Молодой граф опустил голову. Несмотря на свое ослепление, он чувствовал, что отец прав и что, конечно, он должен был много страдать, чтобы состариться прежде времени и иметь силу сопротивляться женщине, которую так страстно любил.
– Ты навестишь ее? – спросил он тихо.
– Нет, это вызвало бы новую сцену, – сказал спокойно граф. – Она очень сердита, что я осмелился принудить ее к чему-то, и не захочет меня видеть. Ко всему этому надо относиться терпеливо. Конечно, в первые годы нашего суп ружества такие раздоры отнимали у меня сон и мирное настроение духа, и я заплатил тяжелую дань нравственной борьбе, прежде чем приобрел необходимое спокойствие, чтобы выносить такие бури. Но ты, Арно, пойди к ней, поговори с ней серьезно и узнай, не нужно ли ей доктора.
– Я сейчас иду, отец, раз это ты позволяешь, и постараюсь ее успокоить.
Молодой человек вышел очень взволнованный посвящением в супружеские отношения отца и мыслью, что он проникнет в святилище этой пленительной женщины.
Сицилия радостно встретила его у дверей комнат графини.

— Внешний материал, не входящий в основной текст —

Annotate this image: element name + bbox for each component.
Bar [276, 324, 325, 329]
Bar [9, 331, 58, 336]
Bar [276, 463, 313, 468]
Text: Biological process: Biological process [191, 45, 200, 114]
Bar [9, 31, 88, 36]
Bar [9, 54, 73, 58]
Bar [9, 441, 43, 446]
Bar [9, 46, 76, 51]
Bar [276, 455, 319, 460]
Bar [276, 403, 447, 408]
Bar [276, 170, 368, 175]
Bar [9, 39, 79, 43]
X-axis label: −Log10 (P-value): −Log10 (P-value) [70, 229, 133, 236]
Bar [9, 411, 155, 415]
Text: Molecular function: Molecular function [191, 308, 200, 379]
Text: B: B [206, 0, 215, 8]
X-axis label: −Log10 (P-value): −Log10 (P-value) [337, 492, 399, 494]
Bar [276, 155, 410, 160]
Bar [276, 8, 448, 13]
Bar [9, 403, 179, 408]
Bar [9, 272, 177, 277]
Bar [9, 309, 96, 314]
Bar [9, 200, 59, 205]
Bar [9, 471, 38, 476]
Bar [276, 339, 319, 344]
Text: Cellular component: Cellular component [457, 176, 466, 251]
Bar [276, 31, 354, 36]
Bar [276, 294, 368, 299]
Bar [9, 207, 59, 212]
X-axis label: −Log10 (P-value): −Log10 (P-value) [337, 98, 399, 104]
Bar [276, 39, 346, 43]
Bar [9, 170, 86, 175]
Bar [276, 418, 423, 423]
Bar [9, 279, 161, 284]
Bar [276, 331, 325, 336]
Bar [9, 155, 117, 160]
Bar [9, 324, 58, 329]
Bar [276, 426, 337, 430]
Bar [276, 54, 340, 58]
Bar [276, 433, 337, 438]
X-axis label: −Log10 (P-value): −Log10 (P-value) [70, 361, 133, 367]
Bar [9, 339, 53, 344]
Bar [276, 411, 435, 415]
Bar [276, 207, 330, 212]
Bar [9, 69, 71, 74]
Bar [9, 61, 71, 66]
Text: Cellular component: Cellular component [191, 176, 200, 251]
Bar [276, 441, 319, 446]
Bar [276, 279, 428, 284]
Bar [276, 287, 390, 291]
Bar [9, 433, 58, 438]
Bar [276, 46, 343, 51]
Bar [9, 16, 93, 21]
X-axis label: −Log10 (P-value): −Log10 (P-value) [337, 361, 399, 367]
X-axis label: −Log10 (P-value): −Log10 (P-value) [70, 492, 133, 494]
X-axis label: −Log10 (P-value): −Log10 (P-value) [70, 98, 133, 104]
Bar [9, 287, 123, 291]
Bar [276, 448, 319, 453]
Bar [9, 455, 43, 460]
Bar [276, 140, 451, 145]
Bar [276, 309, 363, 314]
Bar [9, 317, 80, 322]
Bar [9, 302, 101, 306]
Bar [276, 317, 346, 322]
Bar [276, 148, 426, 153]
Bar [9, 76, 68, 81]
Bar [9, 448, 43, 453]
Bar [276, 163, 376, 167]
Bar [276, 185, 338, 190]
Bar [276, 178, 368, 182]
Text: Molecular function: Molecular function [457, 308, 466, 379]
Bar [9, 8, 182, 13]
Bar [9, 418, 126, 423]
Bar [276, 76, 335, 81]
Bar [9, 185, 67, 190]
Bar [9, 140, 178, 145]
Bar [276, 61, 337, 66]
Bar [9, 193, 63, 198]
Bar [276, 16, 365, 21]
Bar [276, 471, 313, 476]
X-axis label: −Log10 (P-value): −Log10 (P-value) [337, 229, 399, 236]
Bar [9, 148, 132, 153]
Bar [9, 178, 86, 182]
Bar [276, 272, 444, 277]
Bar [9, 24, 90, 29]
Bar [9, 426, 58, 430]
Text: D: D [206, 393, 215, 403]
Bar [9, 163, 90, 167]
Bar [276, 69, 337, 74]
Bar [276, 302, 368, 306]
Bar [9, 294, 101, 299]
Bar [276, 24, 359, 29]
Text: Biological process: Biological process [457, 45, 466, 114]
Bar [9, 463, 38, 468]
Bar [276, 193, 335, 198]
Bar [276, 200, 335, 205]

– Слава богу, что вы пришли, граф, – воскликнула она. – Ваше присутствие, конечно, хорошо подействует на графиню; она в страшно нервном состоянии.
И, не предупредив Арно, что ее госпожа уже в постели, впустила его к ней.
Бледный, со стесненным сердцем он остановился на минуту у порога, затем легкими шагами приблизился к постели и склонился над Габриелой, которая лежала с закрытыми глазами, меж тем как слезы тихо катились по ее побледневшим щекам.
– Как вы себя чувствуете, дорогая Габриела? – спросил он, взяв ее за руку.
Молодая женщина открыла глаза и, стараясь улыбнуться, указала ему на стул возле кровати. Арно сел и ласковой речью старался ее утешить и успокоить. Габриела сначала слушала молча; затем вдруг приподнялась, привлекла его к себе и, прижав голову к его плечу, разразилась судорожными рыданиями.